And finally our last question.
How do you help a child with high anxiety through a difficult divorce?
Sometimes children do not have the language to express what they feel. During a divorce, they may feel torn or as if they have to choose between parents. Ultimately, we want children to know they are loved, that they matter, and that both parents still care for them despite the divorce.
We also want to avoid making them feel like they must choose allegiances or pick a side. Children need to feel comfortable and safe in our presence and in our home. As home environments change, we avoid speaking negatively about the other parent.
During a high-conflict divorce, anxious children need us to model how to relax the mind and body.
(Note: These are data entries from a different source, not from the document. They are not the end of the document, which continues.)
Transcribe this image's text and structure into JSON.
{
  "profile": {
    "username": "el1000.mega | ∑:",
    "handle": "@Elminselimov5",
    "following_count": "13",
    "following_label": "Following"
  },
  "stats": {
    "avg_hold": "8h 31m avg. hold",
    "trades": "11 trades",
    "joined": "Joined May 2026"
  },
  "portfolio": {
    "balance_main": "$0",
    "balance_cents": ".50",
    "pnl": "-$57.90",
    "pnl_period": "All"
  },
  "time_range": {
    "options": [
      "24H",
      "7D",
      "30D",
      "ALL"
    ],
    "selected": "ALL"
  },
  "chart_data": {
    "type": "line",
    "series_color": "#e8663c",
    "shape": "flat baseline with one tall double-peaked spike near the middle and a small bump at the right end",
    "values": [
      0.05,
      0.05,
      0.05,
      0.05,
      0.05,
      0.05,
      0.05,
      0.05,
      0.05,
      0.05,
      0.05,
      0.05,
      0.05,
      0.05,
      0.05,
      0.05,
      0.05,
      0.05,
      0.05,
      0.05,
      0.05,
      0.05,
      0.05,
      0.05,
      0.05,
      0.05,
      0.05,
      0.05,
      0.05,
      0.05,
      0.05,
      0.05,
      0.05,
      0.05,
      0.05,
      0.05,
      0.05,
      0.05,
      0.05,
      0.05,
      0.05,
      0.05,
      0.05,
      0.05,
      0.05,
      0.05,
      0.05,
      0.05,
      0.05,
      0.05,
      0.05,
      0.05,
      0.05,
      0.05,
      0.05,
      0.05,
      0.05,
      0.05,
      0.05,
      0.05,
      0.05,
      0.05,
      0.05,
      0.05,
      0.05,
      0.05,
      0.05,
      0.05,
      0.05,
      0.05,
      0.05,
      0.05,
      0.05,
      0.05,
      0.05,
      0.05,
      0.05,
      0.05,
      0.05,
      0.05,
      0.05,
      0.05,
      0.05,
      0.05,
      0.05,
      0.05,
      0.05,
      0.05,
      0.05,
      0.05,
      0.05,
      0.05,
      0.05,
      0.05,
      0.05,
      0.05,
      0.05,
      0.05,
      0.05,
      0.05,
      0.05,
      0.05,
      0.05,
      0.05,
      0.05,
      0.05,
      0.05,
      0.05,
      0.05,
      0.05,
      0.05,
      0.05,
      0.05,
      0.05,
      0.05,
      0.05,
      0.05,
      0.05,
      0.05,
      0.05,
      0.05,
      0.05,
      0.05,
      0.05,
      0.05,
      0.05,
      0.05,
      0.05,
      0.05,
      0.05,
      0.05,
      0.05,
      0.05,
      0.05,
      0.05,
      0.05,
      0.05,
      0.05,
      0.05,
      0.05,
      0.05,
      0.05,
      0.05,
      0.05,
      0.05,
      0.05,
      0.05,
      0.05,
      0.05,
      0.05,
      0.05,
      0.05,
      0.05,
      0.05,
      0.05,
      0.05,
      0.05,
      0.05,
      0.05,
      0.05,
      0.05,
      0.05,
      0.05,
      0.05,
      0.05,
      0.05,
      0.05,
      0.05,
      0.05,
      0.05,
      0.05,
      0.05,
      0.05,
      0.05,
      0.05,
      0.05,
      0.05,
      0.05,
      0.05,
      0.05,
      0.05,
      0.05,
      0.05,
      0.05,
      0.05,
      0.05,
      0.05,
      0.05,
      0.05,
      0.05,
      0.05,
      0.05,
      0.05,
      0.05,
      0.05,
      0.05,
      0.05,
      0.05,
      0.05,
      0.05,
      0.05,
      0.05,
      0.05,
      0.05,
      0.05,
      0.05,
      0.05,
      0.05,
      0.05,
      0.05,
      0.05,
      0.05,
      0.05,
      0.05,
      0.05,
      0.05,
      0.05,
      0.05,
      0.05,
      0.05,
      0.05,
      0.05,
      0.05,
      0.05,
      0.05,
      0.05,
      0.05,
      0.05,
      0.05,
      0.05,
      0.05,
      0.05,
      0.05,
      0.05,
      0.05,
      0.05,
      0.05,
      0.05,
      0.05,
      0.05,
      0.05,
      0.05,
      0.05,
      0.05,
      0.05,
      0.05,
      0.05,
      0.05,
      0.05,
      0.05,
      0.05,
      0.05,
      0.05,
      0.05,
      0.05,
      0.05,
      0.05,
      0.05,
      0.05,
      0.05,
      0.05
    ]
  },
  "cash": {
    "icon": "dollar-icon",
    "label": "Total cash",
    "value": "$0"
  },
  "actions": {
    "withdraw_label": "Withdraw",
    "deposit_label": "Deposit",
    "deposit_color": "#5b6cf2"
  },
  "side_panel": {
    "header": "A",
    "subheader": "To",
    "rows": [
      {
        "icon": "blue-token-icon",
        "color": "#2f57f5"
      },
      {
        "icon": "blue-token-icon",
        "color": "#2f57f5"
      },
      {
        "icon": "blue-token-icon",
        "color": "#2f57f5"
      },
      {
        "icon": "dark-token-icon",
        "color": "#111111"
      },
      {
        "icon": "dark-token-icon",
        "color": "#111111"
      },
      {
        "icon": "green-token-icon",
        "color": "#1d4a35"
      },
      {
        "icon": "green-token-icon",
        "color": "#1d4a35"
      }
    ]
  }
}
We practice with them, and we allow ourselves to be vulnerable: “This has been hard for all of us.” Parents can acknowledge the difficulty while reassuring the child they’re loved and important.
We might say:
“When I feel stressed, I take deep breaths and try to relax my body because this has been stressful for all of us. Would you like to do a breathing exercise with me? Go for a walk? Listen to relaxing music?”
By doing this, we model calming behaviors and help the child regulate their anxiety.
Remember: anxiety means the child does not feel safe. Our goal is to help them feel safe with us and recognize, “I’m going to be okay.” That’s when they begin shifting from heightened anxiety into a sense of safety.
Additionally, positive peer interaction—friends, sports, activities, skill-building—can give healthy distractions and help reduce anxiety. These activities help counter the fears and tension children feel during a divorce.
This is not an easy situation, but with intentional effort, parents can effectively help children even when words are limited—teaching them how to relax the body and practicing those skills together.